Thrilled to see the display realized for the community, director of the Fashion Design department, Marina Spadafora noted: “This work is the result of a deep soul-searching journey into the meaning of sustainability and beauty that every student has taken for this past year in Chavón.” Throughout the campus, attendees could meander and view work by the Communications Department and a selection by the Fine Arts students — whose main exhibition remained open in The Gallery in Altos de Chavón following graduation. It is clear with each year the School of Design cements itself among the highest art and design institutions, graduating the most talented students. The exhibition will remain open in the Santo Domingo campus throughout June and July.
The following pictures were taken by Alexander Villavizar on Tuesday, May 16th at the Altos de Chavón School of Design’s final exhibition “Chavonero 2017”:
THE ALTOS DE CHAVÓN CULTURAL CENTER FOUNDATION
The Altos de Chavón Cultural Center Foundation, located in Dominican Republic, is a non-profit cultural and educational institution. Since 1983, it has been dedicated to the creation of a multifaceted arts community that includes visual arts, crafts workshops, performing arts and teaching programs.
With its other components—The Regional Museum of Archaeology, the Artists in Residence program, The Gallery, and The School of Design—The Foundation has contributed to the enrichment of the intellectual, artistic, and cultural panorama of the Dominican Republic for more than 30 years.

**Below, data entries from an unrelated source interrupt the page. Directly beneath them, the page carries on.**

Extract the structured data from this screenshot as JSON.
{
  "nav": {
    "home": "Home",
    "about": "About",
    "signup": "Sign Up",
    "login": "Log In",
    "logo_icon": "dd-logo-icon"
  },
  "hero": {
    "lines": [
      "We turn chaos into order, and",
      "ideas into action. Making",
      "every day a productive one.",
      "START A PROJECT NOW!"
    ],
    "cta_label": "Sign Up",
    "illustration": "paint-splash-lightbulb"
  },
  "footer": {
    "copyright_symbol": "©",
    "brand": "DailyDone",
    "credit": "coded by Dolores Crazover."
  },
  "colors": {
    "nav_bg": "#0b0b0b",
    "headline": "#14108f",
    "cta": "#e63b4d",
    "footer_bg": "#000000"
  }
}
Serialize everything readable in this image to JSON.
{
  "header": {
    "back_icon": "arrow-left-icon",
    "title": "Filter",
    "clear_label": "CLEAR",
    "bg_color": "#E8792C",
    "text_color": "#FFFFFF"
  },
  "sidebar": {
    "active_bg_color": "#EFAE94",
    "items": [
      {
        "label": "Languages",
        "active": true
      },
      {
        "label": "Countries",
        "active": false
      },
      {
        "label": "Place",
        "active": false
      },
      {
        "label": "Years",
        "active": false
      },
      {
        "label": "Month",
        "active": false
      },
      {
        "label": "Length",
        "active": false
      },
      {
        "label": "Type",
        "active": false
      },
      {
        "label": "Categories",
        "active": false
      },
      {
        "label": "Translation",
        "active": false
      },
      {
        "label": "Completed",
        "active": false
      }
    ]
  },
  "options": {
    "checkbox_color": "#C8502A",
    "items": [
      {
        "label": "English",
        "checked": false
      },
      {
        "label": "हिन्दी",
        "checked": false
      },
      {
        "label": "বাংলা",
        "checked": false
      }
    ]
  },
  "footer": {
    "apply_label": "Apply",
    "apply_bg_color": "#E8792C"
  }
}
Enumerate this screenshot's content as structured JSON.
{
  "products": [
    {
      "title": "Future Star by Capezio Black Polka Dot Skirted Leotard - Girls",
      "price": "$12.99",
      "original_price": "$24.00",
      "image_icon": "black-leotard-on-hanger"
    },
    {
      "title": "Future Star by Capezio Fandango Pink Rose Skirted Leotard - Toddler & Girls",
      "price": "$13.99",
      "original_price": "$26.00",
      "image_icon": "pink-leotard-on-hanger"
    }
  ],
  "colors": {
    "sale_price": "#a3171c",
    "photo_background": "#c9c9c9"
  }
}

The Foundation’s work has reached many, with impressive results. Its diverse educational and arts programs, gives Altos de Chavón the cultural dynamism that nourishes and stimulates the creativity of the designers and artists of today and tomorrow.
In 2013, The Altos de Chavón Cultural Center Foundation celebrated 30 years of continuous and invaluable contributions to art and culture in the Dominican Republic giving each artist the opportunity to find their individual expression through constant research and development.
CHAVÓN | SCHOOL OF DESIGN
Founded in 1983, The Altos de Chavón School of Design offers careers in applied arts in the areas of Fine Arts, Visual Communication and Fashion. This type of intensive two-year program provides the graduates with an associate degree at a technical level, which provides them with a solid education that enables participants to compete as professionals in the field of design and arts both locally and internationally.
Graduates of the School of Design are eligible to transfer directly to Parsons School of Design in New York. More than 2,000 Dominicans and students from around the world have graduated from the School of Design, demonstrating that a solid background in design, parallel to an emphasis on the development of the industry is the best formula for a successful career.
The highly practical and market-oriented curriculum, provides students with a unique set of skills that allows them to be easily inserted into the work environment.